Reproducibility Variable Result LLM Response
Research Type Experimental In this work, we seek to understand how high-level human-interpretable features are represented within the internal neuron activations of LLMs. We train k-sparse linear classifiers (probes) on these internal activations to predict the presence of features in the input; by varying the value of k we study the sparsity of learned representations and how this varies with model scale. ... In all, we probe for over 100 unique features comprising 10 different categories in 7 different models spanning 70 million to 6.9 billion parameters. ... We conduct a series of more detailed case studies to carefully study the behavior of individual neurons, while also illustrating the challenges that pose barriers to further progress.
Researcher Affiliation Academia Wes Gurnee EMAIL Massachusetts Institute of Technology Neel Nanda EMAIL Independent Matthew Pauly EMAIL Harvard University Katherine Harvey EMAIL Harvard University Dmitrii Troitskii EMAIL Northeastern University Dimitris Bertsimas EMAIL Massachusetts Institute of Technology
Pseudocode No The paper includes mathematical equations and descriptions of methods but does not contain any clearly labeled pseudocode or algorithm blocks.
Open Source Code Yes All code and data are available at https://github.com/wesg52/sparse-probing-paper.
Open Datasets Yes We study ten different feature collections: the natural language of Europarl documents, the programming language of Github source files, the data source of documents from The Pile... Full descriptions of datasets, their construction, and summary statistics are available in B.2. ... B.2 Datasets: We used both the raw text and the labels from the Euro Parl subset of the pile... We then used a code recognition package to classify the type of code... For our linguistic features, we use the text and labels from the well known Penn Treebank Corpus.

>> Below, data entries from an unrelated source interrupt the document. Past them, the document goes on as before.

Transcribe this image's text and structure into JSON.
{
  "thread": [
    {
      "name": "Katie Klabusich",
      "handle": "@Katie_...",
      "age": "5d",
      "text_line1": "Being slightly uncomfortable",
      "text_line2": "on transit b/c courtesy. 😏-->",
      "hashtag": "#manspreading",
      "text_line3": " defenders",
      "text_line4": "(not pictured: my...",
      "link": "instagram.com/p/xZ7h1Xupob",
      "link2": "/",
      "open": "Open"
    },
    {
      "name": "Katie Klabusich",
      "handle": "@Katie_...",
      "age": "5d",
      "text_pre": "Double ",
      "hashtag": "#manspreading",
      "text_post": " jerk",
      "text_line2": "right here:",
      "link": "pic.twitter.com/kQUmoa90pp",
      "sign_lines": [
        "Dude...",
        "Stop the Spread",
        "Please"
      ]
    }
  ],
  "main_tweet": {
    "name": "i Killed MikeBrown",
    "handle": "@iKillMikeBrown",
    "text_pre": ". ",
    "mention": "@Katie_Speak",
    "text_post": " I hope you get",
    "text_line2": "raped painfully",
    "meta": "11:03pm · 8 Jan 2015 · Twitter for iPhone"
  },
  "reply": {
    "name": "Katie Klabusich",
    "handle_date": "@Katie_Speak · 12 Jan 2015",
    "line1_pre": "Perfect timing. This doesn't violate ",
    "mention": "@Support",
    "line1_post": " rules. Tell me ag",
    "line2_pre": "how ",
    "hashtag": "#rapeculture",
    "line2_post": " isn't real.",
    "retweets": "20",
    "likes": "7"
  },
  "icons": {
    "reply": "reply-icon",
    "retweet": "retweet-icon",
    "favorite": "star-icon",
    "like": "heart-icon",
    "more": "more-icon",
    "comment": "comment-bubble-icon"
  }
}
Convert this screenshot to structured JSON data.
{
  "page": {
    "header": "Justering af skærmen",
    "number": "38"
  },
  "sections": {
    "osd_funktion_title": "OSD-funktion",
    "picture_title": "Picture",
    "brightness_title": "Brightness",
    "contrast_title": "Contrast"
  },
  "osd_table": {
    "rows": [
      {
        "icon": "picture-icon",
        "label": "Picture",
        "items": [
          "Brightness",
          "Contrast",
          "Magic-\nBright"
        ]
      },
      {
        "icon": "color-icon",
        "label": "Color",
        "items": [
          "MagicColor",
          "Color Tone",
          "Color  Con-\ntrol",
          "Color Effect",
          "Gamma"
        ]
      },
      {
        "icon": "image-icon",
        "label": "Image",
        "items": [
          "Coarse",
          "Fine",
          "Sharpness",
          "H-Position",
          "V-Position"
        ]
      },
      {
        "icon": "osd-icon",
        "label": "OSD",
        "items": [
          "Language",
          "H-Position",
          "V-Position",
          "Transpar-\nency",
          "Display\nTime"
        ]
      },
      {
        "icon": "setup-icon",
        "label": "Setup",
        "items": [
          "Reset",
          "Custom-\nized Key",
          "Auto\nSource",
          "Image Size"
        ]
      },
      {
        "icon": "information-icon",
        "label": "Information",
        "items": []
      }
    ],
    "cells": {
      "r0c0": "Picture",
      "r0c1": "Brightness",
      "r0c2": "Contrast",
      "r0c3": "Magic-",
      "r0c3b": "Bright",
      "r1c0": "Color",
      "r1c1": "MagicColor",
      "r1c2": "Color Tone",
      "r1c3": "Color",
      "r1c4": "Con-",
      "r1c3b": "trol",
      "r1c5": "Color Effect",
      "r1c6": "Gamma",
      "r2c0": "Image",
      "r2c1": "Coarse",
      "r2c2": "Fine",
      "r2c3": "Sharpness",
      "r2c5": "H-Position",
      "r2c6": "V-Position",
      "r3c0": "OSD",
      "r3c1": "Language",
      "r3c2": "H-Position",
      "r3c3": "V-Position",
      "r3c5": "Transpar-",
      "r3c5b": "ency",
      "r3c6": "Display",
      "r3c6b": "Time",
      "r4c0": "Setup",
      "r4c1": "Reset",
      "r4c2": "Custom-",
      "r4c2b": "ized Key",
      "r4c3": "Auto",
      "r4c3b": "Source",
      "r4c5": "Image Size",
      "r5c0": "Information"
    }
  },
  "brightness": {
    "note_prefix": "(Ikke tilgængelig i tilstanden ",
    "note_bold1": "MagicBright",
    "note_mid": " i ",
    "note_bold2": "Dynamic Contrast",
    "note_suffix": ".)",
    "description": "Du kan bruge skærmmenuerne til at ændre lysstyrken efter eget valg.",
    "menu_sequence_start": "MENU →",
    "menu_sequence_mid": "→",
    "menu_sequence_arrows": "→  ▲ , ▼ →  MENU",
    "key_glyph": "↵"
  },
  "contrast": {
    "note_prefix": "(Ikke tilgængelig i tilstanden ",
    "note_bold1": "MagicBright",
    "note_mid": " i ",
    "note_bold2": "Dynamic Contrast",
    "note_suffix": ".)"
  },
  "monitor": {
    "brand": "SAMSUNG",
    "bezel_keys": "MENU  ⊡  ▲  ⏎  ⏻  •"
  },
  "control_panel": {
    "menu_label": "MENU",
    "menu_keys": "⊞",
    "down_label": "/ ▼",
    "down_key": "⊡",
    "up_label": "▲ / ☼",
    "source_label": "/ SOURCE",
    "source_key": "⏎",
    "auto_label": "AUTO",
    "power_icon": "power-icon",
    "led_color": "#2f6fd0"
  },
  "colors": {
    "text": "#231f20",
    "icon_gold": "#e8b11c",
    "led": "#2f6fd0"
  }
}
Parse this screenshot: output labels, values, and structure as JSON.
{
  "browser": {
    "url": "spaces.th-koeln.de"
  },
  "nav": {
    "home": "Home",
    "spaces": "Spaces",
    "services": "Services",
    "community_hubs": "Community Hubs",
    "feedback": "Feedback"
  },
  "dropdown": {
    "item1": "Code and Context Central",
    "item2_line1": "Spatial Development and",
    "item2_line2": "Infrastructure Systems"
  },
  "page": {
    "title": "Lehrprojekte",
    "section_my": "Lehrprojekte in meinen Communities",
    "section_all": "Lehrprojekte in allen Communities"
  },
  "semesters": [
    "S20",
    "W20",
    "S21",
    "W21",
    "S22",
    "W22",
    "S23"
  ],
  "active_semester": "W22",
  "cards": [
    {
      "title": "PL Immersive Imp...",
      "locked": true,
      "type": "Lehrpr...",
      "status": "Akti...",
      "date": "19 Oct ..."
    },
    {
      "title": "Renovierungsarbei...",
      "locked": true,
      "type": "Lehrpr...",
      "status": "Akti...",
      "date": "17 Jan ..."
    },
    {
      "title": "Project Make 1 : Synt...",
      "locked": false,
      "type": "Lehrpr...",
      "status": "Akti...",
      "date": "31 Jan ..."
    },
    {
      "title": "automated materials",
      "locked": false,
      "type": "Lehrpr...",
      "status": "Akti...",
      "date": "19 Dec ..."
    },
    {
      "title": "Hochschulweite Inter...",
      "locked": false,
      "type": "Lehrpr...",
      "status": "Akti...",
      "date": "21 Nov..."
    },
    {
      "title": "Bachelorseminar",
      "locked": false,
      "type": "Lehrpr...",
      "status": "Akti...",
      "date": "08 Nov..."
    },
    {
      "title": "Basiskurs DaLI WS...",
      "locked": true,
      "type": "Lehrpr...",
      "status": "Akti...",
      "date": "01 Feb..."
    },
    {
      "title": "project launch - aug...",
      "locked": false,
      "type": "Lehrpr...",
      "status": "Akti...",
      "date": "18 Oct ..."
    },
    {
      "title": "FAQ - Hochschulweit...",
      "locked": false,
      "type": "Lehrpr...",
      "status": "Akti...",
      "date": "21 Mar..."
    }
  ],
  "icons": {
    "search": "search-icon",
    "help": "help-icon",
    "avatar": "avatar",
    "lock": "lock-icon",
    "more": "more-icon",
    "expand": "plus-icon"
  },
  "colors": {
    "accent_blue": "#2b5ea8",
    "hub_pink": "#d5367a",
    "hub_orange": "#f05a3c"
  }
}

Dataset Splits No To evaluate the performance of a probe, we compute the number of true positives (TP), false positives (FP), false negatives (FN), and true negatives (TN) of our binary classifier on an out-of-sample test set. ... While the paper mentions using an 'out-of-sample test set', it does not provide specific percentages, sample counts, or citations to predefined train/validation/test splits for the datasets used in the experiments. It describes how some probing datasets were constructed with specific numbers of positive and negative examples, but not how those were split for training and testing.
Hardware Specification No The paper does not explicitly describe the hardware (e.g., specific GPU or CPU models, memory details) used to run the experiments. It only mentions the Pythia models (e.g., Pythia 70M to Pythia 6.9B) and their architectural parameters.
Software Dependencies No The paper mentions using 'Eleuther AI’s Pythia suite of autoregressive transformer language models (Biderman et al., 2023)' and provides a GitHub link to it, along with a note that 'our experiments were performed with the V0 suite of models'. However, it does not provide specific version numbers for ancillary software components such as programming languages (e.g., Python), libraries (e.g., PyTorch, TensorFlow), or other dependencies.
Experiment Setup No The paper describes the types of probes used (e.g., k-sparse linear classifiers, logistic regression with elasticnet regularization, cardinality-constrained SVM with hinge-loss) and mentions that 'balanced class weights' were used and 'hyperparameters' were selected. It also notes a 'timeout of 60 seconds' for Optimal Sparse Probing. However, it does not provide specific numerical values for these hyperparameters such as learning rates, batch sizes, number of epochs, or the specific regularization coefficients (e.g., lambda values for elasticnet) that were selected and used.